Bref, Benkirane a réussi faire durer le suspense pendant plus de 70 jours, tantôt en maudissant le chef du PAM, Ilyas El Omari,– devenu son souffre-douleur — tantôt en s’accrochant à des histoires imaginaires de « parole d’homme » pour ne pas dire « délation » pure et simple.

Et comme l’histoire de la participation de l’Istiqlal à la nouvelle coalition est devenue « incontournable » pour Benkirane mais en même temps « une pomme de discorde » avec le leader du RNI, Aziz Akhannouch, il fallait trouver autre chose pour convaincre son interlocuteur « toujours intransigeant » sur la non-participation du parti de Chabat.

Soudain surgit dans les médias, grâce à un tapage sans relâche, « l’image de la femme istiqlalienne » de la défunte mère de Benkirane, et que sans elle, son fils n’aurait jamais emprunté les chemins tortueux et impénétrables de la politique.

Et à force de lire ce que rapportait La Pravda chaque jour que Dieu fait, on se demandait si la famille Benkirane n’était pas, in fine, parmi les signataires du Manifeste de l’indépendance (Istiqlal)? Ou a-t-on raté quelques épisodes de l’Histoire du Maroc du XXème siècle?

Entre temps, le PJD et son leader soufflaient le chaud et le froid, allant jusqu’à suggérer « de nouvelles élections législatives » puisque les consultations avec les partenaires politiques, à l’exception du PPS et l’Istiqlal, ont abouti à l’impasse ou plutôt au « blocage ». Un terme vague qui sème la confusion, mais cher au chef de gouvernement désigné. D’ailleurs, ce dernier entretient tout un lexique de propagande politique et cultive l’image de « la victimisation » du PJD mais ne rate jamais l’occasion de diaboliser ses adversaires et parfois certains partenaires récalcitrants.

+ »Élite partisane castrée… » +

Dans cette ordre d’idées et à titre d’exemple, l’éditorialiste de « La Pravda », qui défend bec et ongles Benkirane et son approche politique (style Frères Musulmans) décrit sans retenue, les interlocuteurs du leader du PJD et qui refusent de dire « amen » à sa vision des hommes et des choses: « une élite partisane castrée qui ne défend pas sa liberté de décision » (Akhbar Alyaoum du 24/25 décembre 2016).

L’éditorialiste, comme ceux du PJD qui lui chuchotent dans l’oreille, parlent encore de la « parenthèse de 2011 » dans une allusion au temps du dit-Printemps Arabe.
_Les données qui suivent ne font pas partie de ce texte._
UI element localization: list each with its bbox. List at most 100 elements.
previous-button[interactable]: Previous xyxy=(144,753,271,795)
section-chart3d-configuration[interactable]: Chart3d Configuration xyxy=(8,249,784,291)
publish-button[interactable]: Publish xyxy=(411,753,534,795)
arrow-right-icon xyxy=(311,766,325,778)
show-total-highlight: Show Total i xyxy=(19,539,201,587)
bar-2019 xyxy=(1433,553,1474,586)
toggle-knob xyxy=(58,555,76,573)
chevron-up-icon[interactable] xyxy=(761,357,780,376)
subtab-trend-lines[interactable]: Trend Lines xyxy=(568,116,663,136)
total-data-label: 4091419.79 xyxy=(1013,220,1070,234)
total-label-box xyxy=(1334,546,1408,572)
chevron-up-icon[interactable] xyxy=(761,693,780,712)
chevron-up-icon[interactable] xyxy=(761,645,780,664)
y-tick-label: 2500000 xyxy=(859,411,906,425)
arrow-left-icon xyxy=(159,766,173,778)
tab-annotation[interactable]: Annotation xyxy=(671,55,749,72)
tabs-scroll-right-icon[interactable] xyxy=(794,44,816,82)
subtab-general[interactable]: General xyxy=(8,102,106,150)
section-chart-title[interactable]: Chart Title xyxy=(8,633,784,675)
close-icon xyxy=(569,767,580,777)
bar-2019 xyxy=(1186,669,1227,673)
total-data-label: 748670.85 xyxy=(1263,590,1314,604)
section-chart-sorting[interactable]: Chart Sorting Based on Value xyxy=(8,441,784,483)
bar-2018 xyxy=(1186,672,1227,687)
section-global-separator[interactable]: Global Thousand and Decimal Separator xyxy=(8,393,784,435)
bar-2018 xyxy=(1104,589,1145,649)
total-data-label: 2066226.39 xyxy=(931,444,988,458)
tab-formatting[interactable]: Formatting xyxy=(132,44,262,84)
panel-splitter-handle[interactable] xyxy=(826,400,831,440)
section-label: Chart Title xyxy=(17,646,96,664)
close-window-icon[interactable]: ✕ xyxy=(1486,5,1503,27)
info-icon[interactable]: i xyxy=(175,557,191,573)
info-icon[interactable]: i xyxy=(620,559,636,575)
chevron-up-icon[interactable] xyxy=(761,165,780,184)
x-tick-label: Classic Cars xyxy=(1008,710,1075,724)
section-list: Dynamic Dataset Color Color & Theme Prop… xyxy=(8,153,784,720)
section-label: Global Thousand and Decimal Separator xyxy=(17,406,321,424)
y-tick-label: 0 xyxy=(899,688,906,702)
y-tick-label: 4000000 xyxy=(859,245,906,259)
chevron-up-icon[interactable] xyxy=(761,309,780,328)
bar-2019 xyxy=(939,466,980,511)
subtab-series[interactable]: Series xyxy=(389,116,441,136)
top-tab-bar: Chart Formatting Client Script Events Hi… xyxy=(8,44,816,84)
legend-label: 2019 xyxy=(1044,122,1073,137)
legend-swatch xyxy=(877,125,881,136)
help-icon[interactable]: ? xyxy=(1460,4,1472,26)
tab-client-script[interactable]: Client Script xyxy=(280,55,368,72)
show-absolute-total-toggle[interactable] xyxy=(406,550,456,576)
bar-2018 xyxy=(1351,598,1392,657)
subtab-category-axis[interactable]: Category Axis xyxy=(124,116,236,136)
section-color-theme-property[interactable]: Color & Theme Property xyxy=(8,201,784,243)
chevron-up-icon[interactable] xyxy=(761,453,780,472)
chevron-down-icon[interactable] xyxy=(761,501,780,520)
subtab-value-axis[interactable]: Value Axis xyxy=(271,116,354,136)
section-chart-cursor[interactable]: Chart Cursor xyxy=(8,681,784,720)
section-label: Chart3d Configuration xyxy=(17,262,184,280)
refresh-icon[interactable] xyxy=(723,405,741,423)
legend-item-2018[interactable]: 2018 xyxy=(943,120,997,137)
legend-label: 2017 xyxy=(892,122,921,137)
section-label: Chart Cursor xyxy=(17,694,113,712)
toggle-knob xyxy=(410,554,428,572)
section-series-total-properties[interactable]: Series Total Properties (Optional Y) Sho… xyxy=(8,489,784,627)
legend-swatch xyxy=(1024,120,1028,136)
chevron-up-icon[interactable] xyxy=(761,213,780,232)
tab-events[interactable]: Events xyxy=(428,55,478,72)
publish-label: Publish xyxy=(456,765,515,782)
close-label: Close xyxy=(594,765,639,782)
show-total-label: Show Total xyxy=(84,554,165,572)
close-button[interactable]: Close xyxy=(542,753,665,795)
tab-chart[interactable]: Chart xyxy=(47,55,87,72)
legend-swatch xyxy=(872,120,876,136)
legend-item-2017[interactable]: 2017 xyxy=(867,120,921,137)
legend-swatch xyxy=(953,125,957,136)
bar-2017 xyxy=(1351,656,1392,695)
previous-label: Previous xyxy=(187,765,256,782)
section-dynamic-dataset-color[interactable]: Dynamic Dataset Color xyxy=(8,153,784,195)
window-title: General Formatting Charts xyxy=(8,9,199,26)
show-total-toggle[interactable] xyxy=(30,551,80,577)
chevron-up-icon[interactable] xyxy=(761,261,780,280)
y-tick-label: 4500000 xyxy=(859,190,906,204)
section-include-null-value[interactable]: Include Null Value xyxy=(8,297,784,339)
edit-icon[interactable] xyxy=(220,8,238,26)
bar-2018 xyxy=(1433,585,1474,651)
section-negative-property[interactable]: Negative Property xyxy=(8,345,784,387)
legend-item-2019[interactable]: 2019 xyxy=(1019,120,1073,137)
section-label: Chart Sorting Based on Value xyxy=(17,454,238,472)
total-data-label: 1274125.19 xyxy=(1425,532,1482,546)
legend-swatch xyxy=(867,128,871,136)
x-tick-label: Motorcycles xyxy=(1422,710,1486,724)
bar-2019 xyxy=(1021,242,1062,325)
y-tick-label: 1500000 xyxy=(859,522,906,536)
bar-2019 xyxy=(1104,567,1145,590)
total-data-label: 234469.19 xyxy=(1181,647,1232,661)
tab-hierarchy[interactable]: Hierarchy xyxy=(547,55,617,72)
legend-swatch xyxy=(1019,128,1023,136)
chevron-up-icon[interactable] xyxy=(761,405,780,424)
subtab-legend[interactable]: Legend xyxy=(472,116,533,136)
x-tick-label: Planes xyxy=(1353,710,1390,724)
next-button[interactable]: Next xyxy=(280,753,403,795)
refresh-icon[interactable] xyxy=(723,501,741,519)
Ce temps est resté malheureusement figé dans leurs esprits et refusent de voir que les temps ont changé et qu’à la veille de l’entrée en service de l’équipe de Donald Trump à Washington, les barbus de Mossoul, Alep et Boko Haram au Nigeria ont été débarqués en deux temps, trois mouvements. Incroyable, car les évènements se déroulent si rapidement qu’on n’arrive pas à croire nos yeux…

Et pour mettre un terme au cirque de Benkirane, deux conseillers royaux, M. Abdelatif Mennouni et M. Omar Kabbaj se sont entretenus avec le chef du gouvernement désigné, samedi 24 décembre 2016, au siège de la primature à Rabat.

« Au cours de cette entrevue, les conseillers du Souverain ont fait part à M. Benkirane du souci de Sa Majesté le Roi de voir le nouveau gouvernement se former dans les meilleurs délais, » selon les termes de l’agence MAP.

Le ton du message est on ne peut plus clair, Monsieur Benkirane!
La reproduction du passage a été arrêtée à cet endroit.